STEM CELL TRANSPLANT REVERSES EARLY-STAGE MULTIPLE SCLEROSIS
|Dr. Richard Burt|
Researchers from Northwestern University’s Feinberg School of Medicine appear to have reversed the neurological dysfunction of early-stage multiple sclerosis patients by transplanting their own immune stem cells into their bodies and thereby “resetting” their immune systems.
“This is the first time we have turned the tide on this disease,” said principal investigator Richard Burt, MD, chief of immunotherapy for autoimmune diseases at the Feinberg School. The clinical trial was performed at Northwestern Memorial Hospital where Dr. Burt holds the same title.
The patients in the small phase I/II trial continued to improve for up to 24 months after the stem cell transplant and then stabilized.
They experienced improvements in areas in which they had been affected by multiple sclerosis including walking, ataxia, limb strength, vision, and incontinence.

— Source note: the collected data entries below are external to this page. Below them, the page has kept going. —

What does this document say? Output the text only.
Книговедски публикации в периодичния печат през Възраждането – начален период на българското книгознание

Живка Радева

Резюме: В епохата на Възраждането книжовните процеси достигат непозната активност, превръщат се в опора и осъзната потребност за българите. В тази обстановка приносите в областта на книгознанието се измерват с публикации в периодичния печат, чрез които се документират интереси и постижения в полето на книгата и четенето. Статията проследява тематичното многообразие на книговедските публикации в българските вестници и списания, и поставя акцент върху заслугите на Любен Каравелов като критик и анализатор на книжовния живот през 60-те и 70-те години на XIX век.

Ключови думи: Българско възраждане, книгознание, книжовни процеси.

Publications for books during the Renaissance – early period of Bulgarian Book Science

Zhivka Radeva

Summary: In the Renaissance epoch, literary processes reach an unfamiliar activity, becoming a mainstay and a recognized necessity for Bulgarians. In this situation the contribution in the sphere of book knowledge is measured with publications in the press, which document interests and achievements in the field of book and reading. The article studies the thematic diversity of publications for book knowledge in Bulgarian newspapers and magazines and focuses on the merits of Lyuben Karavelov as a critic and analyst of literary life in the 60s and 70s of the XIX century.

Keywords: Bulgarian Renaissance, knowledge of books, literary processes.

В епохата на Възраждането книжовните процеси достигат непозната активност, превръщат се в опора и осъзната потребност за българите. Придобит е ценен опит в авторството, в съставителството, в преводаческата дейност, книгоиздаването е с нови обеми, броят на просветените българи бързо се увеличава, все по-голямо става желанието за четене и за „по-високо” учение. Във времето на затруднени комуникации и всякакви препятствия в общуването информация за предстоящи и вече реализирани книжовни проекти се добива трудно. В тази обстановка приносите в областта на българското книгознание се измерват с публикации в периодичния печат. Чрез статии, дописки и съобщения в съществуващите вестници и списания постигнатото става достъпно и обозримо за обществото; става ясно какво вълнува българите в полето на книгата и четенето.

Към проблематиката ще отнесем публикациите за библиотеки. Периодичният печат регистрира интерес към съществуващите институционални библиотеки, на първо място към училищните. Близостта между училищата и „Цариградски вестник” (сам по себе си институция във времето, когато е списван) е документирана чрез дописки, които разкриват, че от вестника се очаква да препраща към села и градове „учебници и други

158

The study will be published online January 30 and in the March issue of The Lancet Neurology.
Multiple sclerosis (MS) is an autoimmune disease in which the immune system attacks the central nervous system. In its early stages, the disease is characterized by intermittent neurological symptoms, called relapsing-remitting MS. During this time, the person will either fully or partially recover from the symptoms experienced during the attacks. Common symptoms are visual problems, fatigue, sensory changes, weakness or paralysis of limbs, tremors, lack of coordination, poor balance, bladder or bowel changes, and psychological changes.